Hope all is going better than you hoped for, for you and DD. Sending big hugs to you.

DorisIsAPinkDragon · 19/03/2009 21:59

Hi pecka,

Have just sat and read your thread form start to finish (despite needing to go to bed).

Have shown it to dh as we are starting to having similiar problems with dd1 (aged 3 nearly 4), took her to the gp on wed and got antibiotics for a ? urine infection but this thread has opened our eyes to a whole world of other possibiliites. so THANK YOU for sharing such a difficult and emotional time.

As for the Nose tube, I would imagine that's an nasogastric tube ( I can't think of aything else that would fit that description , (and I was medical)). DD2 (18nths) has had several. It is a fine tube passed down the nose via the throat and into the stomach. This sounds worse than it is and the most difficult bit is getting it down, this can be helped with a swallow of water at the same time.

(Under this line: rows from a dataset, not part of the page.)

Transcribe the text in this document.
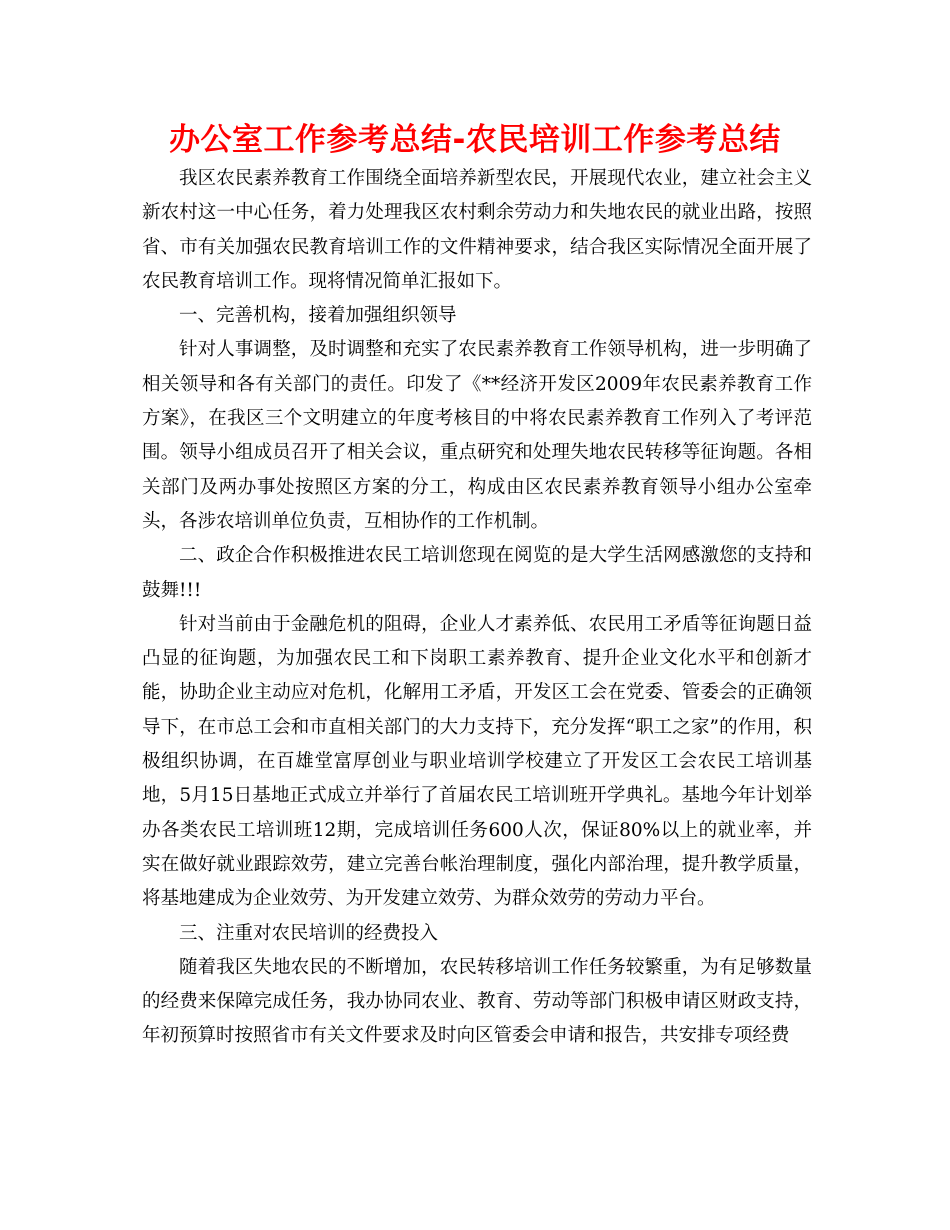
办公室工作参考总结-农民培训工作参考总结

我区农民素养教育工作围绕全面培养新型农民，开展现代农业，建立社会主义新农村这一中心任务，着力处理我区农村剩余劳动力和失地农民的就业出路，按照省、市有关加强农民教育培训工作的文件精神要求，结合我区实际情况全面开展了农民教育培训工作。现将情况简单汇报如下。

一、完善机构，接着加强组织领导

针对人事调整，及时调整和充实了农民素养教育工作领导机构，进一步明确了相关领导和各有关部门的责任。印发了《**经济开发区2009年农民素养教育工作方案》，在我区三个文明建立的年度考核目的中将农民素养教育工作列入了考评范围。领导小组成员召开了相关会议，重点研究和处理失地农民转移等征询题。各相关部门及两办事处按照区方案的分工，构成由区农民素养教育领导小组办公室牵头，各涉农培训单位负责，互相协作的工作机制。

二、政企合作积极推进农民工培训您现在阅览的是大学生活网感激您的支持和鼓舞!!!

针对当前由于金融危机的阻碍，企业人才素养低、农民用工矛盾等征询题日益凸显的征询题，为加强农民工和下岗职工素养教育、提升企业文化水平和创新才能，协助企业主动应对危机，化解用工矛盾，开发区工会在党委、管委会的正确领导下，在市总工会和市直相关部门的大力支持下，充分发挥“职工之家”的作用，积极组织协调，在百雄堂富厚创业与职业培训学校建立了开发区工会农民工培训基地，5月15日基地正式成立并举行了首届农民工培训班开学典礼。基地今年计划举办各类农民工培训班12期，完成培训任务600人次，保证80%以上的就业率，并实在做好就业跟踪效劳，建立完善台帐治理制度，强化内部治理，提升教学质量，将基地建成为企业效劳、为开发建立效劳、为群众效劳的劳动力平台。

三、注重对农民培训的经费投入

随着我区失地农民的不断增加，农民转移培训工作任务较繁重，为有足够数量的经费来保障完成任务，我办协同农业、教育、劳动等部门积极申请区财政支持，年初预算时按照省市有关文件要求及时向区管委会申请和报告，共安排专项经费
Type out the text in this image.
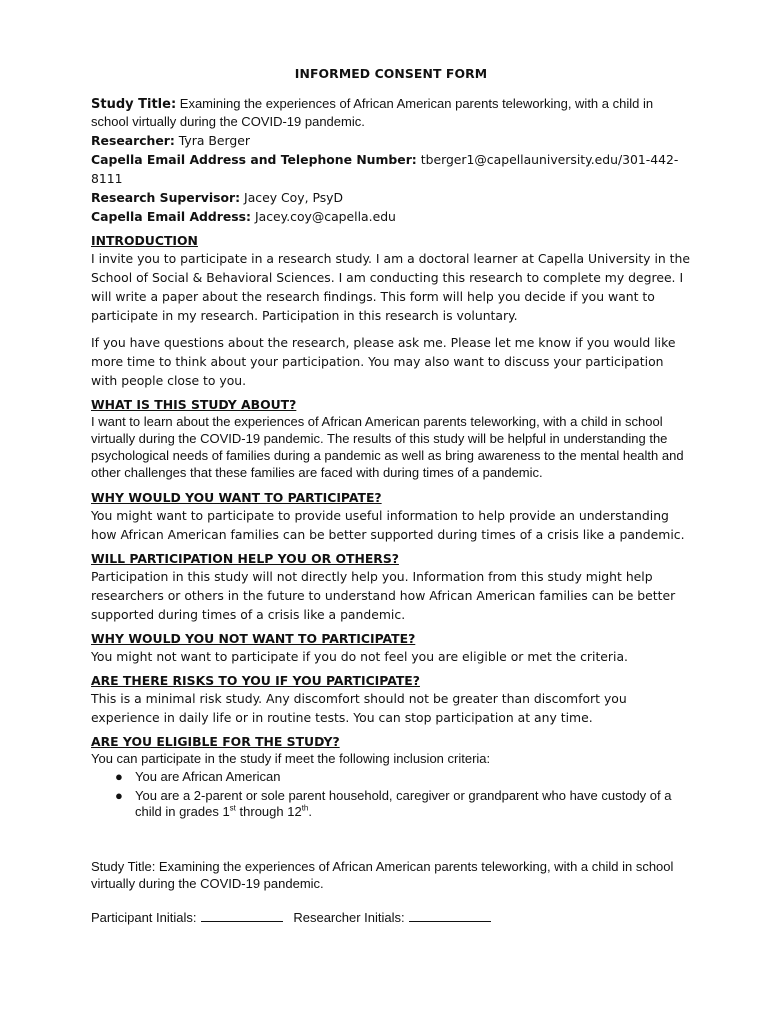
INFORMED CONSENT FORM

Study Title: Examining the experiences of African American parents teleworking, with a child in school virtually during the COVID-19 pandemic.

Researcher: Tyra Berger

Capella Email Address and Telephone Number: tberger1@capellauniversity.edu/301-442-8111

Research Supervisor: Jacey Coy, PsyD

Capella Email Address: Jacey.coy@capella.edu

INTRODUCTION

I invite you to participate in a research study. I am a doctoral learner at Capella University in the School of Social & Behavioral Sciences. I am conducting this research to complete my degree. I will write a paper about the research findings. This form will help you decide if you want to participate in my research. Participation in this research is voluntary.

If you have questions about the research, please ask me. Please let me know if you would like more time to think about your participation. You may also want to discuss your participation with people close to you.

WHAT IS THIS STUDY ABOUT?

I want to learn about the experiences of African American parents teleworking, with a child in school virtually during the COVID-19 pandemic. The results of this study will be helpful in understanding the psychological needs of families during a pandemic as well as bring awareness to the mental health and other challenges that these families are faced with during times of a pandemic.

WHY WOULD YOU WANT TO PARTICIPATE?

You might want to participate to provide useful information to help provide an understanding how African American families can be better supported during times of a crisis like a pandemic.

WILL PARTICIPATION HELP YOU OR OTHERS?

Participation in this study will not directly help you. Information from this study might help researchers or others in the future to understand how African American families can be better supported during times of a crisis like a pandemic.

WHY WOULD YOU NOT WANT TO PARTICIPATE?

You might not want to participate if you do not feel you are eligible or met the criteria.

ARE THERE RISKS TO YOU IF YOU PARTICIPATE?

This is a minimal risk study. Any discomfort should not be greater than discomfort you experience in daily life or in routine tests. You can stop participation at any time.

ARE YOU ELIGIBLE FOR THE STUDY?

You can participate in the study if meet the following inclusion criteria:

● You are African American
● You are a 2-parent or sole parent household, caregiver or grandparent who have custody of a child in grades 1st through 12th.

Study Title: Examining the experiences of African American parents teleworking, with a child in school virtually during the COVID-19 pandemic.

Participant Initials:	Researcher Initials:
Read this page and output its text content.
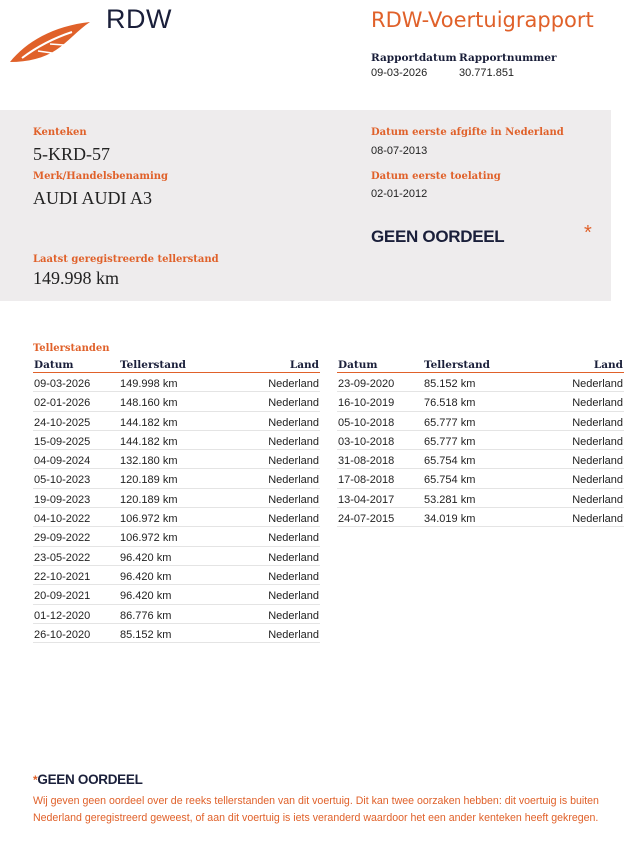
RDW	RDW-Voertuigrapport
Rapportdatum
09-03-2026
Rapportnummer
30.771.851
Kenteken
5-KRD-57
Merk/Handelsbenaming
AUDI AUDI A3
Datum eerste afgifte in Nederland
08-07-2013
Datum eerste toelating
02-01-2012
GEEN OORDEEL	*
Laatst geregistreerde tellerstand
149.998 km
Tellerstanden
Datum	Tellerstand	Land
09-03-2026	149.998 km	Nederland
02-01-2026	148.160 km	Nederland
24-10-2025	144.182 km	Nederland
15-09-2025	144.182 km	Nederland
04-09-2024	132.180 km	Nederland
05-10-2023	120.189 km	Nederland
19-09-2023	120.189 km	Nederland
04-10-2022	106.972 km	Nederland
29-09-2022	106.972 km	Nederland
23-05-2022	96.420 km	Nederland
22-10-2021	96.420 km	Nederland
20-09-2021	96.420 km	Nederland
01-12-2020	86.776 km	Nederland
26-10-2020	85.152 km	Nederland
Datum	Tellerstand	Land
23-09-2020	85.152 km	Nederland
16-10-2019	76.518 km	Nederland
05-10-2018	65.777 km	Nederland
03-10-2018	65.777 km	Nederland
31-08-2018	65.754 km	Nederland
17-08-2018	65.754 km	Nederland
13-04-2017	53.281 km	Nederland
24-07-2015	34.019 km	Nederland
*GEEN OORDEEL
Wij geven geen oordeel over de reeks tellerstanden van dit voertuig. Dit kan twee oorzaken hebben: dit voertuig is buiten Nederland geregistreerd geweest, of aan dit voertuig is iets veranderd waardoor het een ander kenteken heeft gekregen.
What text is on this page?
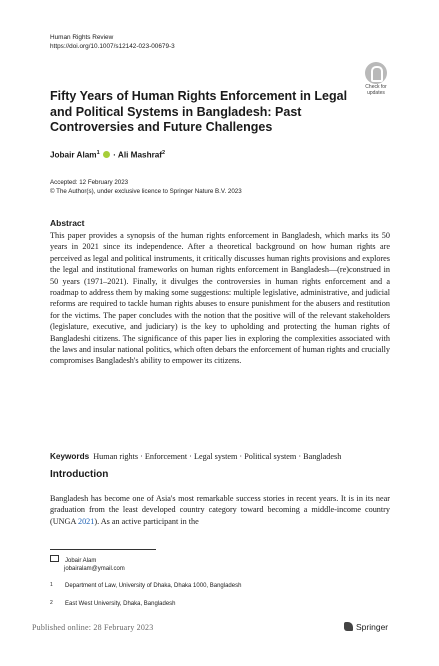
Human Rights Review
https://doi.org/10.1007/s12142-023-00679-3
Check for
updates
Fifty Years of Human Rights Enforcement in Legal and Political Systems in Bangladesh: Past Controversies and Future Challenges
Jobair Alam$^1$ · Ali Mashraf$^2$
Accepted: 12 February 2023
© The Author(s), under exclusive licence to Springer Nature B.V. 2023
Abstract
This paper provides a synopsis of the human rights enforcement in Bangladesh, which marks its 50 years in 2021 since its independence. After a theoretical background on how human rights are perceived as legal and political instruments, it critically discusses human rights provisions and explores the legal and institutional frameworks on human rights enforcement in Bangladesh—(re)construed in 50 years (1971–2021). Finally, it divulges the controversies in human rights enforcement and a roadmap to address them by making some suggestions: multiple legislative, administrative, and judicial reforms are required to tackle human rights abuses to ensure punishment for the abusers and restitution for the victims. The paper concludes with the notion that the positive will of the relevant stakeholders (legislature, executive, and judiciary) is the key to upholding and protecting the human rights of Bangladeshi citizens. The significance of this paper lies in exploring the complexities associated with the laws and insular national politics, which often debars the enforcement of human rights and crucially compromises Bangladesh's ability to empower its citizens.
Keywords Human rights · Enforcement · Legal system · Political system · Bangladesh
Introduction
Bangladesh has become one of Asia's most remarkable success stories in recent years. It is in its near graduation from the least developed country category toward becoming a middle-income country (UNGA 2021). As an active participant in the
Jobair Alam
jobairalam@ymail.com
1 Department of Law, University of Dhaka, Dhaka 1000, Bangladesh
2 East West University, Dhaka, Bangladesh
Published online: 28 February 2023	Springer
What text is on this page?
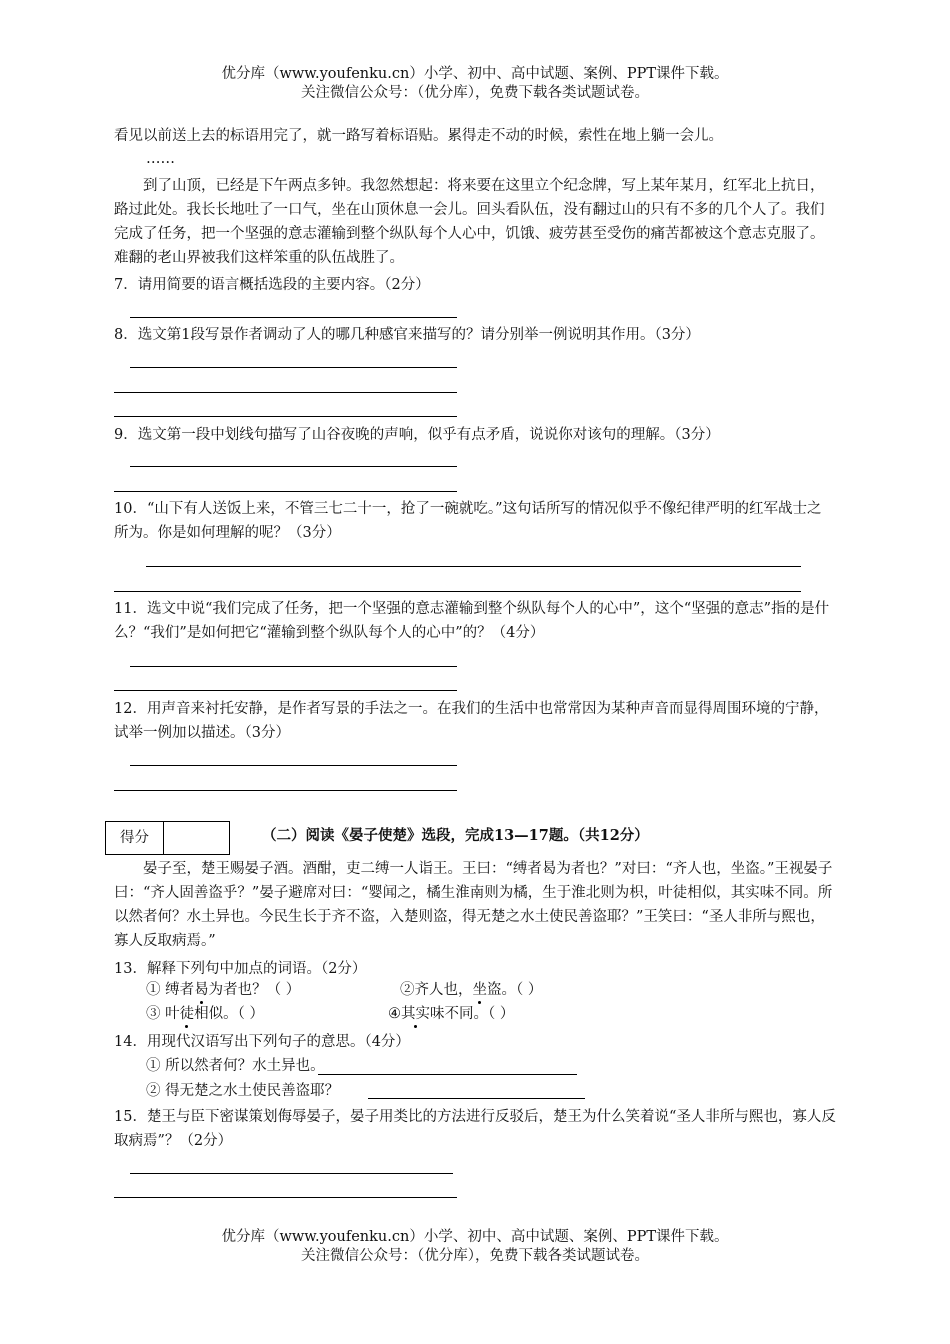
优分库（www.youfenku.cn）小学、初中、高中试题、案例、PPT课件下载。
关注微信公众号：（优分库），免费下载各类试题试卷。

看见以前送上去的标语用完了，就一路写着标语贴。累得走不动的时候，索性在地上躺一会儿。

……

到了山顶，已经是下午两点多钟。我忽然想起：将来要在这里立个纪念牌，写上某年某月，红军北上抗日，路过此处。我长长地吐了一口气，坐在山顶休息一会儿。回头看队伍，没有翻过山的只有不多的几个人了。我们完成了任务，把一个坚强的意志灌输到整个纵队每个人心中，饥饿、疲劳甚至受伤的痛苦都被这个意志克服了。难翻的老山界被我们这样笨重的队伍战胜了。

7．请用简要的语言概括选段的主要内容。（2分）

8．选文第1段写景作者调动了人的哪几种感官来描写的？请分别举一例说明其作用。（3分）

9．选文第一段中划线句描写了山谷夜晚的声响，似乎有点矛盾，说说你对该句的理解。（3分）

10．“山下有人送饭上来，不管三七二十一，抢了一碗就吃。”这句话所写的情况似乎不像纪律严明的红军战士之所为。你是如何理解的呢？（3分）

11．选文中说“我们完成了任务，把一个坚强的意志灌输到整个纵队每个人的心中”，这个“坚强的意志”指的是什么？“我们”是如何把它“灌输到整个纵队每个人的心中”的？（4分）

12．用声音来衬托安静，是作者写景的手法之一。在我们的生活中也常常因为某种声音而显得周围环境的宁静，试举一例加以描述。（3分）

得分	（二）阅读《晏子使楚》选段，完成13—17题。（共12分）

晏子至，楚王赐晏子酒。酒酣，吏二缚一人诣王。王曰：“缚者曷为者也？”对曰：“齐人也，坐盗。”王视晏子曰：“齐人固善盗乎？”晏子避席对曰：“婴闻之，橘生淮南则为橘，生于淮北则为枳，叶徒相似，其实味不同。所以然者何？水土异也。今民生长于齐不盗，入楚则盗，得无楚之水土使民善盗耶？”王笑曰：“圣人非所与熙也，寡人反取病焉。”

13．解释下列句中加点的词语。（2分）

① 缚者曷为者也？（ ）	②齐人也，坐盗。（ ）
③ 叶徒相似。（ ）	④其实味不同。（ ）

14．用现代汉语写出下列句子的意思。（4分）

① 所以然者何？水土异也。
② 得无楚之水土使民善盗耶？

15．楚王与臣下密谋策划侮辱晏子，晏子用类比的方法进行反驳后，楚王为什么笑着说“圣人非所与熙也，寡人反取病焉”？（2分）

优分库（www.youfenku.cn）小学、初中、高中试题、案例、PPT课件下载。
关注微信公众号：（优分库），免费下载各类试题试卷。
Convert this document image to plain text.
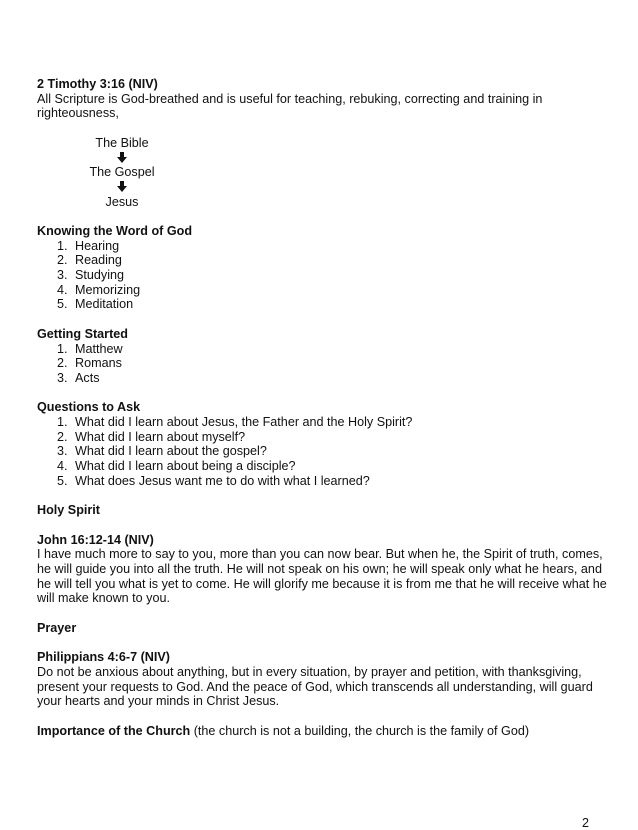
2 Timothy 3:16 (NIV)

All Scripture is God-breathed and is useful for teaching, rebuking, correcting and training in righteousness,

The Bible
The Gospel
Jesus

Knowing the Word of God

1. Hearing
2. Reading
3. Studying
4. Memorizing
5. Meditation

Getting Started

1. Matthew
2. Romans
3. Acts

Questions to Ask

1. What did I learn about Jesus, the Father and the Holy Spirit?
2. What did I learn about myself?
3. What did I learn about the gospel?
4. What did I learn about being a disciple?
5. What does Jesus want me to do with what I learned?

Holy Spirit

John 16:12-14 (NIV)

I have much more to say to you, more than you can now bear. But when he, the Spirit of truth, comes, he will guide you into all the truth. He will not speak on his own; he will speak only what he hears, and he will tell you what is yet to come. He will glorify me because it is from me that he will receive what he will make known to you.

Prayer

Philippians 4:6-7 (NIV)

Do not be anxious about anything, but in every situation, by prayer and petition, with thanksgiving, present your requests to God. And the peace of God, which transcends all understanding, will guard your hearts and your minds in Christ Jesus.

Importance of the Church (the church is not a building, the church is the family of God)

2
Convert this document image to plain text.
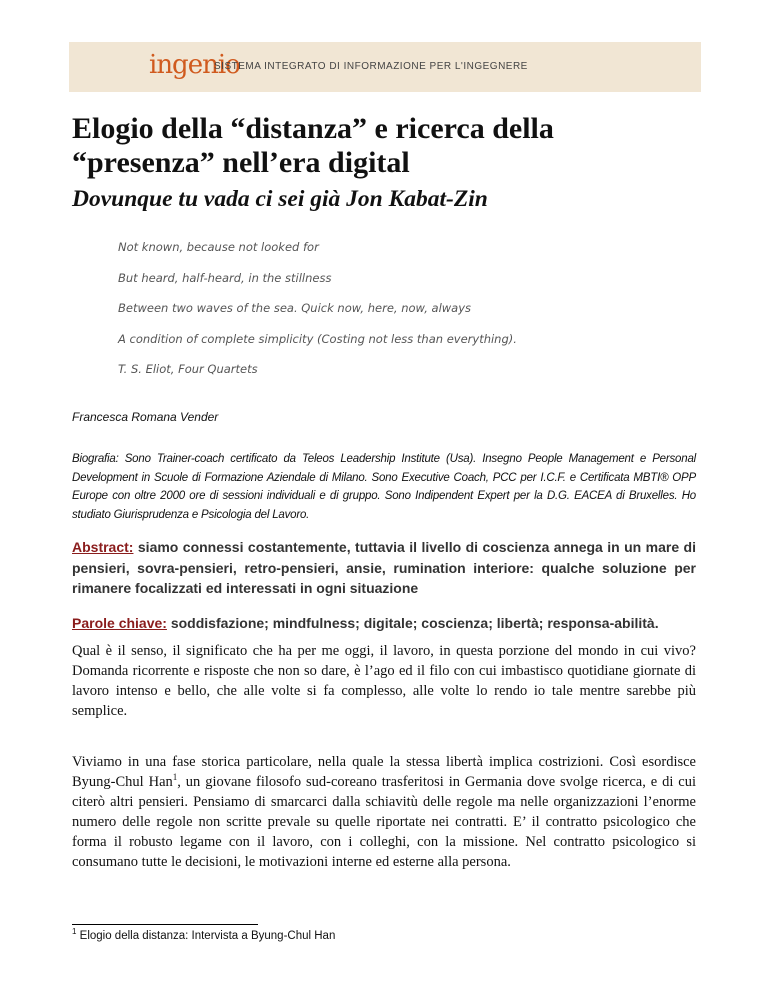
ingenio
SISTEMA INTEGRATO DI INFORMAZIONE PER L'INGEGNERE
Elogio della “distanza” e ricerca della “presenza” nell’era digital
Dovunque tu vada ci sei già Jon Kabat-Zin
Not known, because not looked for
But heard, half-heard, in the stillness
Between two waves of the sea. Quick now, here, now, always
A condition of complete simplicity (Costing not less than everything).
T. S. Eliot, Four Quartets
Francesca Romana Vender

Biografia: Sono Trainer-coach certificato da Teleos Leadership Institute (Usa). Insegno People Management e Personal Development in Scuole di Formazione Aziendale di Milano. Sono Executive Coach, PCC per I.C.F. e Certificata MBTI® OPP Europe con oltre 2000 ore di sessioni individuali e di gruppo. Sono Indipendent Expert per la D.G. EACEA di Bruxelles. Ho studiato Giurisprudenza e Psicologia del Lavoro.

Abstract: siamo connessi costantemente, tuttavia il livello di coscienza annega in un mare di pensieri, sovra-pensieri, retro-pensieri, ansie, rumination interiore: qualche soluzione per rimanere focalizzati ed interessati in ogni situazione

Parole chiave: soddisfazione; mindfulness; digitale; coscienza; libertà; responsa-abilità.

Qual è il senso, il significato che ha per me oggi, il lavoro, in questa porzione del mondo in cui vivo? Domanda ricorrente e risposte che non so dare, è l’ago ed il filo con cui imbastisco quotidiane giornate di lavoro intenso e bello, che alle volte si fa complesso, alle volte lo rendo io tale mentre sarebbe più semplice.

Viviamo in una fase storica particolare, nella quale la stessa libertà implica costrizioni. Così esordisce Byung-Chul Han$^1$, un giovane filosofo sud-coreano trasferitosi in Germania dove svolge ricerca, e di cui citerò altri pensieri. Pensiamo di smarcarci dalla schiavitù delle regole ma nelle organizzazioni l’enorme numero delle regole non scritte prevale su quelle riportate nei contratti. E’ il contratto psicologico che forma il robusto legame con il lavoro, con i colleghi, con la missione. Nel contratto psicologico si consumano tutte le decisioni, le motivazioni interne ed esterne alla persona.

$^1$ Elogio della distanza: Intervista a Byung-Chul Han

Once in place it is barely noticed (apart from obviously appearance to others)Our biggest problems was stopping the DD2 pulling it out although I would imagine your dd is big enough for this not to be a worry .

I hope things go ok, and I can't say Thank you enough, we are were at the point of saying that dd1 is "lazy" etc and too busy doing other things to notice, but she said the other day that she does not feel when she needs to go......so many things are hittimg home feeling like another VVV bad mummy (who should know better).